LINCOLN - The largest salt barn in the state, currently under construction on George Washington Highway, should be ready to house up to 10,000 tons of salt by this winter, Rhode Island Department of Transportation officials said last week.

Joseph Baker, highway and bridge maintenance administrator, said he expects the $1.5 million project by Urbane Construction Corporation, of Cranston, to be completed in November or December.

Trucks will be able to drive straight through the 140-by-120-foot facility, allowing mechanics to make repairs away from snow and slush.

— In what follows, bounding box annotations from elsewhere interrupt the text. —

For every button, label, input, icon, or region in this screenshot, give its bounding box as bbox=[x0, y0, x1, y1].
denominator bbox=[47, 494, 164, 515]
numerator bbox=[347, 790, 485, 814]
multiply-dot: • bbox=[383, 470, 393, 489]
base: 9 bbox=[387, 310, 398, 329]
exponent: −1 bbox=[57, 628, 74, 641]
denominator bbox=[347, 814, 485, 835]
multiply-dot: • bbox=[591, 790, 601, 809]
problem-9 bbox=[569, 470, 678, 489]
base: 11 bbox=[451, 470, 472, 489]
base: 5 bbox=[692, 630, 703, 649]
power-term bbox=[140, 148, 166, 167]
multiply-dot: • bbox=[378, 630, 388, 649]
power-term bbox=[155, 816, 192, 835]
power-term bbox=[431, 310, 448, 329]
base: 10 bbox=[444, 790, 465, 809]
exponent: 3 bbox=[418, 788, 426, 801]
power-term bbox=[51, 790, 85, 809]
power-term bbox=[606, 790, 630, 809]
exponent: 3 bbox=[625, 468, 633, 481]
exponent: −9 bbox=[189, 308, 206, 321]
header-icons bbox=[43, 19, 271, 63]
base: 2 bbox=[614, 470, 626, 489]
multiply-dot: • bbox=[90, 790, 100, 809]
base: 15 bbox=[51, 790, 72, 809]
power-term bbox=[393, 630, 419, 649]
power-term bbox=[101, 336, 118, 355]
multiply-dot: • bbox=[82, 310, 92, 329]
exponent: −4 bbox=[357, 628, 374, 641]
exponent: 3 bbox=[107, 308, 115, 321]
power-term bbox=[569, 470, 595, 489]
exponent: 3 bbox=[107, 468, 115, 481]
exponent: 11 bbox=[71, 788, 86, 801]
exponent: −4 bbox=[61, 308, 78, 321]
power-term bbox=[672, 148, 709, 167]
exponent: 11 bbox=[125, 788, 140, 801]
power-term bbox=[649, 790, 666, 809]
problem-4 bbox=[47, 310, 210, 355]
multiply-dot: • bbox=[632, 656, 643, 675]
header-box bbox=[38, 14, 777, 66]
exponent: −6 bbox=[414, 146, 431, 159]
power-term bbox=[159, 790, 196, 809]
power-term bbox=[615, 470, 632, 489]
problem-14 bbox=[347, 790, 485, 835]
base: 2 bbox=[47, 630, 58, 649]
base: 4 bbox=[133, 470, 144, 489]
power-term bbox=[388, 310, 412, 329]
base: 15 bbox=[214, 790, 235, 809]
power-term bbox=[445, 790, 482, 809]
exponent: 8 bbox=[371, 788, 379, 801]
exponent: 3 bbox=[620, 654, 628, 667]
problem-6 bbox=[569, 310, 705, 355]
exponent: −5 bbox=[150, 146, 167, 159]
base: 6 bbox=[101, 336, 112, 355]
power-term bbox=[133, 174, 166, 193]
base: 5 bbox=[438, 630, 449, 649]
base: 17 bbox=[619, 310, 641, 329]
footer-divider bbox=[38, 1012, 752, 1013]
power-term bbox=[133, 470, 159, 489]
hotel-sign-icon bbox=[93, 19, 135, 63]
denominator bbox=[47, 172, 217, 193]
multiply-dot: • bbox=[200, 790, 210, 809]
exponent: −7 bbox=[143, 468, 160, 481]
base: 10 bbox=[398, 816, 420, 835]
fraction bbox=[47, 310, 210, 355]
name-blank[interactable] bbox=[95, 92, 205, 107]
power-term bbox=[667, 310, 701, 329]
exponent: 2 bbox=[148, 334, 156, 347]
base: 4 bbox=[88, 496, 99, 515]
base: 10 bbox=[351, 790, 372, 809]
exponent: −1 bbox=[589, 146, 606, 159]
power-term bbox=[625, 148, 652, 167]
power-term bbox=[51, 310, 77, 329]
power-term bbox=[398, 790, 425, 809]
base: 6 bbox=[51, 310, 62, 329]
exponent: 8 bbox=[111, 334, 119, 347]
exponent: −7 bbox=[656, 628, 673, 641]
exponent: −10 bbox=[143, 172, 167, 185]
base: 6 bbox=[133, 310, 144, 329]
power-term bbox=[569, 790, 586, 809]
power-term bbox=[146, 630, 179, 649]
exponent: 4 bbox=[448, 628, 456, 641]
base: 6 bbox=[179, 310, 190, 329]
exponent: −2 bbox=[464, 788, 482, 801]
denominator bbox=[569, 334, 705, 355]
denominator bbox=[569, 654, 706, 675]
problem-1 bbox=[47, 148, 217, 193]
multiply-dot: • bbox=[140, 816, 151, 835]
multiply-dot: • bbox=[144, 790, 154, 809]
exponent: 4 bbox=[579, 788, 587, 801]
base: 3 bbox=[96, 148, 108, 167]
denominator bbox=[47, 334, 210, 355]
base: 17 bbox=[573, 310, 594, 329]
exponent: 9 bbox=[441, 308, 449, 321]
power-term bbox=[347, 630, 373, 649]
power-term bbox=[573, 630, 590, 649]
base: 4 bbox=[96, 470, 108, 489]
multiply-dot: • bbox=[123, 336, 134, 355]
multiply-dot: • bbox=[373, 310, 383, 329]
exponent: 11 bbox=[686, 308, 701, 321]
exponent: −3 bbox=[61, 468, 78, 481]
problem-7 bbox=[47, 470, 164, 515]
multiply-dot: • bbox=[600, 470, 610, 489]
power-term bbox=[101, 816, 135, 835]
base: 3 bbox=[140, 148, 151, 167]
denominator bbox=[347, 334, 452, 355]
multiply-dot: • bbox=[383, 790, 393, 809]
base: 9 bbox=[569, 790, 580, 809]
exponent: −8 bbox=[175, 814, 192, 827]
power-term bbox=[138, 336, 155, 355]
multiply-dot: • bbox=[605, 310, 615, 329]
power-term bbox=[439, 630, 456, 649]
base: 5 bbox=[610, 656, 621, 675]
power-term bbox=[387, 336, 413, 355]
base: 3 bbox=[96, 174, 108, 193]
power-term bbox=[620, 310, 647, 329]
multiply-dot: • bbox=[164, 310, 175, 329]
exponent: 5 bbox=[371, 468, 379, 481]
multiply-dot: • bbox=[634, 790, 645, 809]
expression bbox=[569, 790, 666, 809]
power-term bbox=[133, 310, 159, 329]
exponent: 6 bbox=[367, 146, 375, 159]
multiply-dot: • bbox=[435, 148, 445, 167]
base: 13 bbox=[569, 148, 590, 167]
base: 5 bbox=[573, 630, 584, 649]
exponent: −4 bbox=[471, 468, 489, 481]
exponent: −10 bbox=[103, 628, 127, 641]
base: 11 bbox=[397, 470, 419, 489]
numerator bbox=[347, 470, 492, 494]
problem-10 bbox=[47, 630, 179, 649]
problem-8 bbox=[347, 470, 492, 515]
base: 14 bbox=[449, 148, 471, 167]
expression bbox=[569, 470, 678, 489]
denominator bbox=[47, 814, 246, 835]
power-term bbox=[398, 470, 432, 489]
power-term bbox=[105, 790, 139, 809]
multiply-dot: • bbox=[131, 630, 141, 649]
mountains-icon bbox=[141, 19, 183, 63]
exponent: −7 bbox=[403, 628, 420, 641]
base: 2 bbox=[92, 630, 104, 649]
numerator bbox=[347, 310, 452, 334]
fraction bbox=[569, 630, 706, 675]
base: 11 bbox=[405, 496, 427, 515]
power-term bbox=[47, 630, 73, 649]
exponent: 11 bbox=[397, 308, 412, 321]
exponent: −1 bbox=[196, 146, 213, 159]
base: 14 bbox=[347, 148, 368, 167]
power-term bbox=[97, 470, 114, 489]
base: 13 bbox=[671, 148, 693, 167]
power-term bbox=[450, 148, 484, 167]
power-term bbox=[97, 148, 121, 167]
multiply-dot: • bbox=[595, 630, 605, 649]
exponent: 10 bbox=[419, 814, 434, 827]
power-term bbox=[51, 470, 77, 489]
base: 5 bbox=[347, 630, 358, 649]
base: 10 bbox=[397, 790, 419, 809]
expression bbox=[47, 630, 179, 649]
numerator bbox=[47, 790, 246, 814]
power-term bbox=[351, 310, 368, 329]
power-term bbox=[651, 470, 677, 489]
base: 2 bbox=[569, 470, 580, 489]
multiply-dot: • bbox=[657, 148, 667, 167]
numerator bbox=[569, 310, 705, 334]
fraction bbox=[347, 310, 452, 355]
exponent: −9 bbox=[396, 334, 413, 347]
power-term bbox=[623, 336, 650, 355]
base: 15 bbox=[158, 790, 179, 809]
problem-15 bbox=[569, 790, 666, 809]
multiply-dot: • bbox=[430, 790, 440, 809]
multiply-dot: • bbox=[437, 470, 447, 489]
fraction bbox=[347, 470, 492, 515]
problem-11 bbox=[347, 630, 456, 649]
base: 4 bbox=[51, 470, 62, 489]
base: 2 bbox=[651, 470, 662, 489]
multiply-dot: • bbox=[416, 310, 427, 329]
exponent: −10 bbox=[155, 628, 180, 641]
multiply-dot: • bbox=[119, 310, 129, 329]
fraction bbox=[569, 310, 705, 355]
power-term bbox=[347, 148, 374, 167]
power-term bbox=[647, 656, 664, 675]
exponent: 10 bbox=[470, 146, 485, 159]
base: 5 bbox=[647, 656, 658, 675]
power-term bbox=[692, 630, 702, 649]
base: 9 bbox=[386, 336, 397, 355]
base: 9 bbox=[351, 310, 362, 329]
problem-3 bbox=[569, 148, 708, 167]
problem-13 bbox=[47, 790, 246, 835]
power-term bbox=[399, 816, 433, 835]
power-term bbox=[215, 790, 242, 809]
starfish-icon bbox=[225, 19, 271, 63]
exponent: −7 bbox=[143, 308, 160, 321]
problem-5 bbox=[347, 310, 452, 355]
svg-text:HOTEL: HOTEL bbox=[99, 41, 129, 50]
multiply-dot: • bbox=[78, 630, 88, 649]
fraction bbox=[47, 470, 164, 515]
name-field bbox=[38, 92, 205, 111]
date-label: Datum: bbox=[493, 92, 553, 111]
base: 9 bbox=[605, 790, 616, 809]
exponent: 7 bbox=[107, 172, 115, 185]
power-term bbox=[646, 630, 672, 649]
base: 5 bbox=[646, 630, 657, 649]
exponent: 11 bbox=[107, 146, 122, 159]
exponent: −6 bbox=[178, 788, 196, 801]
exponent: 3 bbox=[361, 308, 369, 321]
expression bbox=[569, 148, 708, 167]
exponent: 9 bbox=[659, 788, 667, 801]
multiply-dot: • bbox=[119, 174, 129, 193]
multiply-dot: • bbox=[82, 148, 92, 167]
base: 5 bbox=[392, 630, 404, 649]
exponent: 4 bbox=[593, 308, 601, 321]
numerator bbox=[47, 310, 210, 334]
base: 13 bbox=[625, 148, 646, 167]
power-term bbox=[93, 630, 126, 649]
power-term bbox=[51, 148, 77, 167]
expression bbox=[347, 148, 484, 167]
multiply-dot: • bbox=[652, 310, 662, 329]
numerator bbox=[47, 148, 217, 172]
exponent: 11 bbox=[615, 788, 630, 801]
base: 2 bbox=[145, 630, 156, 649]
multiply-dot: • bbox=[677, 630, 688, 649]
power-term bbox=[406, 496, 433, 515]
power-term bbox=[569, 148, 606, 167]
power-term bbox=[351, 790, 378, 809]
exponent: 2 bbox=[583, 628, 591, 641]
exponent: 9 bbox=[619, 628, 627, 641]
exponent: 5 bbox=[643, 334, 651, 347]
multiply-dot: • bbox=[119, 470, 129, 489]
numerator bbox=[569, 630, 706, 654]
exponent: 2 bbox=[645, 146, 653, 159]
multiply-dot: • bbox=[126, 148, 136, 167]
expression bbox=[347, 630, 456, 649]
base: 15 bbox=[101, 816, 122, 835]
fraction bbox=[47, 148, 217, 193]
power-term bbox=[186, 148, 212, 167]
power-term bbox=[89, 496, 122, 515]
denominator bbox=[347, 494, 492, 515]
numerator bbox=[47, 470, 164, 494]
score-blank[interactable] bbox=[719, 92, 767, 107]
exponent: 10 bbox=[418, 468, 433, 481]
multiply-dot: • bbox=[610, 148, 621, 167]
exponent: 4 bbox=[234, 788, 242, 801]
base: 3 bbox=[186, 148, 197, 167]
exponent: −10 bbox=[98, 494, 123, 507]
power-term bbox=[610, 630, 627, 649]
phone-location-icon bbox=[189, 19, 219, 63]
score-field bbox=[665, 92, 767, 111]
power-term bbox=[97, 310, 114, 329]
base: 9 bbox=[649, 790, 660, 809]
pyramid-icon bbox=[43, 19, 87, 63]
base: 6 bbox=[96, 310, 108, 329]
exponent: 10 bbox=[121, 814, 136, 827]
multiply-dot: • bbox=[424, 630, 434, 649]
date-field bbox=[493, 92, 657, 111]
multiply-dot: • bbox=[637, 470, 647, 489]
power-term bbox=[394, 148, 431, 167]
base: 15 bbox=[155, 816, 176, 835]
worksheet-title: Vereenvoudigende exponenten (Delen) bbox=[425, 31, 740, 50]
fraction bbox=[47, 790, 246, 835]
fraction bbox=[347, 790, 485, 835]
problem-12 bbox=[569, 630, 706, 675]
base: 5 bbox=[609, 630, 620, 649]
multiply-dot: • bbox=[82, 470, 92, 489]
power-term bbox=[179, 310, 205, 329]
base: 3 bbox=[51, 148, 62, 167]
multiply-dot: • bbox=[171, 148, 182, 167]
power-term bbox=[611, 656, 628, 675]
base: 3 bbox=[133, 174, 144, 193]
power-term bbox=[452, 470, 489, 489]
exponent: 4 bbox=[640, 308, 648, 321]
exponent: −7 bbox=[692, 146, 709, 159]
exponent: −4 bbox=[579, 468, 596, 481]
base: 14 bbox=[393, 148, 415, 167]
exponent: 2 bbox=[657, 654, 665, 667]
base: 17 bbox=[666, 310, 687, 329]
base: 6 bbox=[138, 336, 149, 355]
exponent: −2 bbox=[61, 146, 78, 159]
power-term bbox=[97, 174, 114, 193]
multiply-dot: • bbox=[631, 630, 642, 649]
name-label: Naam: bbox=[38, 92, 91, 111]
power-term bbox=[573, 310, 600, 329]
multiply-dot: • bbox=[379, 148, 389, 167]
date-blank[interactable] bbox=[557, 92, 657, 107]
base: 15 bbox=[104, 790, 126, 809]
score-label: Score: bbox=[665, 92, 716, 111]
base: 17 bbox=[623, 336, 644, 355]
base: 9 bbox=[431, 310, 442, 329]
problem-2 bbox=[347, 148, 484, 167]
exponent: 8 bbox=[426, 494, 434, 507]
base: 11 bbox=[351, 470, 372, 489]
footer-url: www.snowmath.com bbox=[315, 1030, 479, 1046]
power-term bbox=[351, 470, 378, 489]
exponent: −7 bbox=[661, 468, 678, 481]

"The first of its kind in the state," Baker said, the barn meets new regulations from the Department of Environmental Management by having everything indoors, including the loading of the salt into the trucks.

Any salt and water melt from the trucks will be captured, and could be processed and reused as salt grind, he said.

The new site will make "a big difference for us," Baker said, because it will eliminate the need to store salt outside, covered by tarps.

And with an increase in salt storage capacity from 5,000 tons to 10,000 tons, it will also allow for DOT to adequately prepare for at least three storms per year, rather than having to move the state's 35,000 tons of salt from site to site, he explained.

"There will be a lot of cost savings going forward," he said.

The Lincoln site, just west of the intersection of Route 116 and Mendon Road in Cumberland, used to have a full-time garage for the entire district, Baker said, but it moved to the former National Guard location down Route 116 in Smithfield.

With that also came the sale of the state property and salt storage facility at the corner of Routes 7 and 116 to the town of Smithfield for $985,560, in 2009, as previously reported in The Breeze.

"With moving out of there, we still need a lot of salt," Baker said, noting the region is "part of the snow belt."

Two Lincoln structures - one from the 1940s and one from the 1980s - were demolished this summer, and a new foundation poured. The new facility will use the same 17 employees, Baker said.